Shmulik Cohen

Posted on Mar 1 • Originally published at shmulc.substack.com on May 18, 2025

Stop Wasting LLM Tokens!

#ai #productivity #programming #llm

The Shocking Truth About What Really Affects Your LLM

Zero Waste Tokens

In recent years, Large Language Models (LLMs) and vision-language models (VLMs) have taken the world by storm. With their meteoric rise, a new discipline emerged: Prompt Engineering.

As prompt engineering exploded, so did the myths around it. In this post, I break down what works, what doesn’t, and why being concise might just be the real prompt superpower.

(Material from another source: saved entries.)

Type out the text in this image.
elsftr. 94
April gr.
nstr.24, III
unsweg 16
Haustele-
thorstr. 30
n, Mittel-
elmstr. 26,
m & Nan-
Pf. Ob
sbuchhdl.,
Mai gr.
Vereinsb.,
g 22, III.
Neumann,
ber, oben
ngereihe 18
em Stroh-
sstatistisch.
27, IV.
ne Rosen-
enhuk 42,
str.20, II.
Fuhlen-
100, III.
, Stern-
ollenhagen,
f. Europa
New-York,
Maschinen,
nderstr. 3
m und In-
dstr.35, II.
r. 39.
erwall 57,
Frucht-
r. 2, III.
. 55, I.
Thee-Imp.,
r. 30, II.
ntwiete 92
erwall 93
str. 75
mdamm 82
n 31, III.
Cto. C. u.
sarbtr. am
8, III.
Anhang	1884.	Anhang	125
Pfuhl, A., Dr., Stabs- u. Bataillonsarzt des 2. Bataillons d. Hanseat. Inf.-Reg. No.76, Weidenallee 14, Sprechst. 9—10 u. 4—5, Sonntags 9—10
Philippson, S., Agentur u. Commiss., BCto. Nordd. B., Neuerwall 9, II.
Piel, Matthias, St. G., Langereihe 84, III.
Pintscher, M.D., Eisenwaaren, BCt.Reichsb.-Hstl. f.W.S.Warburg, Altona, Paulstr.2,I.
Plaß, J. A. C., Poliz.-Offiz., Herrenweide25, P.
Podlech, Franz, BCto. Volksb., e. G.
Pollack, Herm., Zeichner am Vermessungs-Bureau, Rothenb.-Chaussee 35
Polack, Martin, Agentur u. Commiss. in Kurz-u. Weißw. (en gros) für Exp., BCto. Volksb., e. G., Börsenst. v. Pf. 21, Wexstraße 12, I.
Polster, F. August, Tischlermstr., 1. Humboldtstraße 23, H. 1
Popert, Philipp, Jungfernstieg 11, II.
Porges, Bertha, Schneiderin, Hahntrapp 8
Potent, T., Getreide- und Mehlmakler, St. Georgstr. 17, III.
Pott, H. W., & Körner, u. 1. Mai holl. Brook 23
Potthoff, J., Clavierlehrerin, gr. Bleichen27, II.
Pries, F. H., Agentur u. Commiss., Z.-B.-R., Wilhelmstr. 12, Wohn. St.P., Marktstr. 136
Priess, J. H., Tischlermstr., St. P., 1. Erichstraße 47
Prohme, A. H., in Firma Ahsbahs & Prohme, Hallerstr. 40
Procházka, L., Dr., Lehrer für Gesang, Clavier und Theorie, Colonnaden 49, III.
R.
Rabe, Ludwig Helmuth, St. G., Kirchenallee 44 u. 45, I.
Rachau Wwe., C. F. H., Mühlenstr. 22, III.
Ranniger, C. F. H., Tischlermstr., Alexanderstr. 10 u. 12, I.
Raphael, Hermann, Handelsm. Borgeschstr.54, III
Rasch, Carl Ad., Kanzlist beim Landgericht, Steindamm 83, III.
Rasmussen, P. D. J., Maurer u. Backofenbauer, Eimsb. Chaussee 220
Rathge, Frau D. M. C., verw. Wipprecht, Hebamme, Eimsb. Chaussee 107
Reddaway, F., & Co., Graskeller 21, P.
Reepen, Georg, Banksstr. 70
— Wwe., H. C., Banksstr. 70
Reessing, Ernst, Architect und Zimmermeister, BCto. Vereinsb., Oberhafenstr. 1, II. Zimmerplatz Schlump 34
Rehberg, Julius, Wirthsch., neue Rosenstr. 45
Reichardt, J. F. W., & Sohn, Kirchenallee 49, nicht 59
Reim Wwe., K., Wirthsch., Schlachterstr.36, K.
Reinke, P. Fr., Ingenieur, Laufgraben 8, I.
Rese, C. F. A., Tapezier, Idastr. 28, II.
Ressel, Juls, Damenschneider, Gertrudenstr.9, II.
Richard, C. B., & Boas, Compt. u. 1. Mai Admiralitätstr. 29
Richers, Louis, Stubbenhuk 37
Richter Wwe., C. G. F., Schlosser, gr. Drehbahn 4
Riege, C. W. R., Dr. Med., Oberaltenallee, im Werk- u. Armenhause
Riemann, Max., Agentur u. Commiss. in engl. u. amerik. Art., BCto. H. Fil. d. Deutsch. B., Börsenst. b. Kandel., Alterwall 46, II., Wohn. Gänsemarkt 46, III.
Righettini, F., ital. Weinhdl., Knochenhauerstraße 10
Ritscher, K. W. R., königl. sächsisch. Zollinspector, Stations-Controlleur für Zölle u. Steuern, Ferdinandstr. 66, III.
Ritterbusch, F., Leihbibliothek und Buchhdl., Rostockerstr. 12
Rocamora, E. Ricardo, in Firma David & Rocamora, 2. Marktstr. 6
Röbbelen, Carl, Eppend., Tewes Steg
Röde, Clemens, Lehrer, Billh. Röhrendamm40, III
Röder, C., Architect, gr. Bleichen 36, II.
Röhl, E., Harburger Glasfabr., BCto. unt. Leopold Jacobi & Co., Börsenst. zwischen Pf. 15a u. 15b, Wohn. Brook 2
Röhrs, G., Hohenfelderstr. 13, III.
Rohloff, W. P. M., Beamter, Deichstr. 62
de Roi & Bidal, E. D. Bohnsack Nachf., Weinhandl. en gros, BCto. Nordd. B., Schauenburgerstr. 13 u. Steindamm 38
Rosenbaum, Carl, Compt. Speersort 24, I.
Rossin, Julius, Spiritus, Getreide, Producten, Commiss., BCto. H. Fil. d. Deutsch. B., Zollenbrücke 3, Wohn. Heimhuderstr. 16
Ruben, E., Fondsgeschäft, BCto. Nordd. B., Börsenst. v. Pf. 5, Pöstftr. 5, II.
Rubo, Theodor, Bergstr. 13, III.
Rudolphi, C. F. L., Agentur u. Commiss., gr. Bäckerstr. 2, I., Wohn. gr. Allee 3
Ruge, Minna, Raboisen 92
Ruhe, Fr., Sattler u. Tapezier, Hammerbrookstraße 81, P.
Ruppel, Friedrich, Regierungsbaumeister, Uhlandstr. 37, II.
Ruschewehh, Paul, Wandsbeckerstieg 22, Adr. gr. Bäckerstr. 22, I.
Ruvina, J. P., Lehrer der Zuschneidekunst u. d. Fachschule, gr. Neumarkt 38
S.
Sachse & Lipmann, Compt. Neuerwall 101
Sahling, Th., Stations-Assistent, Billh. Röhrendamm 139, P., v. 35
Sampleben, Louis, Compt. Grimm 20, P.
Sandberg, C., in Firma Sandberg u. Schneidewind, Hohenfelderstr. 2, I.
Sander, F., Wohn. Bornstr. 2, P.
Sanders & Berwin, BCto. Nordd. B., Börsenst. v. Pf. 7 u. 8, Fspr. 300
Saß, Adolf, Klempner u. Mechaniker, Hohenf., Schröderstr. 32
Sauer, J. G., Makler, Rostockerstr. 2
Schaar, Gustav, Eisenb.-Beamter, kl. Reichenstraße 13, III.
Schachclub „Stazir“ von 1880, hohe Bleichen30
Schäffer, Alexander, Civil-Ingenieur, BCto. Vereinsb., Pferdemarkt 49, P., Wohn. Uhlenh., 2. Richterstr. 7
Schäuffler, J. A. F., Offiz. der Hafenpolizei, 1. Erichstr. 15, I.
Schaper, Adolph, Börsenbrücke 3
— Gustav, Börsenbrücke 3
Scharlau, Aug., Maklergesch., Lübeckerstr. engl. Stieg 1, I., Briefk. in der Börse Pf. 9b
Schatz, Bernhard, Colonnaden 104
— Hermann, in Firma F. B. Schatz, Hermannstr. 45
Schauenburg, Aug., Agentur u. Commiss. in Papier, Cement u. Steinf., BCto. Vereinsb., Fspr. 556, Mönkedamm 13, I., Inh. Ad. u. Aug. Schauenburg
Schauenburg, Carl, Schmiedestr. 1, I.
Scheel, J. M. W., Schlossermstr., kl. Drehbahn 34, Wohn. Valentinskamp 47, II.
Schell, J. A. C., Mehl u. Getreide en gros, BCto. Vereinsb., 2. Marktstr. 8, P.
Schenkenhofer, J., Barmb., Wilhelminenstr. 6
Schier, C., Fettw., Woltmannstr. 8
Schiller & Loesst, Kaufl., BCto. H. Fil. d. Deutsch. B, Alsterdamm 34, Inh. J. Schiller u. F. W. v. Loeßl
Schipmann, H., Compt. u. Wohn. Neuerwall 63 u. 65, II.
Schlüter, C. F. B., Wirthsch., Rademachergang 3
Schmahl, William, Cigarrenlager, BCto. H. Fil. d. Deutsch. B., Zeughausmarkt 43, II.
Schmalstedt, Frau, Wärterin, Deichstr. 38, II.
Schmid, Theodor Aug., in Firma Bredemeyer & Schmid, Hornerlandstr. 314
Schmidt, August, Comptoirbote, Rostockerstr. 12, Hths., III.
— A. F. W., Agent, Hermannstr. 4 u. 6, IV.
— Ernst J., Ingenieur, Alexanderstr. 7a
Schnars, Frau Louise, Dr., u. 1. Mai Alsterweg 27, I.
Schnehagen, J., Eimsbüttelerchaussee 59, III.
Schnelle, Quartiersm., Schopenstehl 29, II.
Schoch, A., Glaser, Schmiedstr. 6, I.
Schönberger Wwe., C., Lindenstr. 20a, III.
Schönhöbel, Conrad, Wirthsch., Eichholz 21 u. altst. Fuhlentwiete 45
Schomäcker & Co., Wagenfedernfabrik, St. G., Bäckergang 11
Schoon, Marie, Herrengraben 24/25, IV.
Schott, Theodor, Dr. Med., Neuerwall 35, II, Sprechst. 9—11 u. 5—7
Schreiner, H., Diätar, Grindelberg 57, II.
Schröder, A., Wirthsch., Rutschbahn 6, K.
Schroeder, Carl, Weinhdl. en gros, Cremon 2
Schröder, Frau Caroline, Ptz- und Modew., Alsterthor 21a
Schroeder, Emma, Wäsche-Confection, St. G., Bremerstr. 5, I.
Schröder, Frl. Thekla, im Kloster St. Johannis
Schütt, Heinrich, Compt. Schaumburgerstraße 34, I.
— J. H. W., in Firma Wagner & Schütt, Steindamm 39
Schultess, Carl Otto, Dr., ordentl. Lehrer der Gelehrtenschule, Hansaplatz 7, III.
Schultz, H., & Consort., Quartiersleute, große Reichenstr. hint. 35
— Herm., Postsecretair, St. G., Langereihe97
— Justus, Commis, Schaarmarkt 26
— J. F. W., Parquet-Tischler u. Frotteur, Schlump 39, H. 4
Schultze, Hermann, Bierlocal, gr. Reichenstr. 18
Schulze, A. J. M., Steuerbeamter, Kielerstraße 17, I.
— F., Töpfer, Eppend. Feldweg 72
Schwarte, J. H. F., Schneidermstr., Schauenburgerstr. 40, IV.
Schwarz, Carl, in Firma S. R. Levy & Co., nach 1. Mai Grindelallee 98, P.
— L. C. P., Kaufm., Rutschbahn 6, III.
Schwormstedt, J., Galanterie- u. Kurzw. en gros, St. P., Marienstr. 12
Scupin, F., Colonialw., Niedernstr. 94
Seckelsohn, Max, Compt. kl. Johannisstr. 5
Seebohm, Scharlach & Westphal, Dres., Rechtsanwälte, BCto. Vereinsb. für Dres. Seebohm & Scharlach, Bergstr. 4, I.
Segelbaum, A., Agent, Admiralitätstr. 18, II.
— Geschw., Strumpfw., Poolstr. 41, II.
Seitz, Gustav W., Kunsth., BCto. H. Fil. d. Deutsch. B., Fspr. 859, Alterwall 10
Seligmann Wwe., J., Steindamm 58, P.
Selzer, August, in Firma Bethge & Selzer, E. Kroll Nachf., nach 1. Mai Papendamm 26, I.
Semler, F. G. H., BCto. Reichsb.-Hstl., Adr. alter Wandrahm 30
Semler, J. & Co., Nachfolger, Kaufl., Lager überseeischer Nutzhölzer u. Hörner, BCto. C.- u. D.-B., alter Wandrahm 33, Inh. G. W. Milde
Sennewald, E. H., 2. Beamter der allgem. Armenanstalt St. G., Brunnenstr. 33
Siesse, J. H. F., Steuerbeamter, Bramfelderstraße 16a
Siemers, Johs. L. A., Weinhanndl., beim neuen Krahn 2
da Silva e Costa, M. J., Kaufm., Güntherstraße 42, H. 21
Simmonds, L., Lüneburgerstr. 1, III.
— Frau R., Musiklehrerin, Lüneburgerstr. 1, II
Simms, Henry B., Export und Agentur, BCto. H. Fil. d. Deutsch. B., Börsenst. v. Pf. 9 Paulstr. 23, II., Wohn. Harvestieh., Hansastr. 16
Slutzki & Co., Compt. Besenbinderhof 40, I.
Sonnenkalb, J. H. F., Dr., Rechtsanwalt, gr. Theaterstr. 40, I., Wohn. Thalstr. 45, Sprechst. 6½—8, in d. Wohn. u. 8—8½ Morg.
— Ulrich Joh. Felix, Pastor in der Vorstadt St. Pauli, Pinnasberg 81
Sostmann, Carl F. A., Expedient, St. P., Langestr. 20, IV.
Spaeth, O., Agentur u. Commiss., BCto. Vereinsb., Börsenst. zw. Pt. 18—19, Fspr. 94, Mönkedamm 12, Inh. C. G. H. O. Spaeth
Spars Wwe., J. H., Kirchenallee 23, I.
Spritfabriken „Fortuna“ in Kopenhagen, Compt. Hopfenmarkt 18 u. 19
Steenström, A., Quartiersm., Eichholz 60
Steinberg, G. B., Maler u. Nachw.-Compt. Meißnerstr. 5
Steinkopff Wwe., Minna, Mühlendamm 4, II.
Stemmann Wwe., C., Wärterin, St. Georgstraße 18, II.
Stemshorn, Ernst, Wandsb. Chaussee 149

What is Prompt Engineering?

Prompt engineering is the art of crafting task-specific instructions — prompts — to elicit high-quality outputs from AI models, without modifying their internal architecture or retraining them. Instead of changing the model, we change the input to unlock the model’s latent capabilities.

These prompts can be natural language instructions, few-shot examples, or even learned vector embeddings. At their best, prompts act like keys that unlock the right behavior within a powerful pre-trained model.

The results have been impressive. Prompt engineering has powered everything from more coherent summaries to stronger reasoning and even complex task automation. Naturally, this led to an explosion of prompt libraries, marketplaces, and tools promising “10x better results.”

The Prompt Engineering Hype

Take a simple instruction like:

“Summarize this article in 3–4 paragraphs”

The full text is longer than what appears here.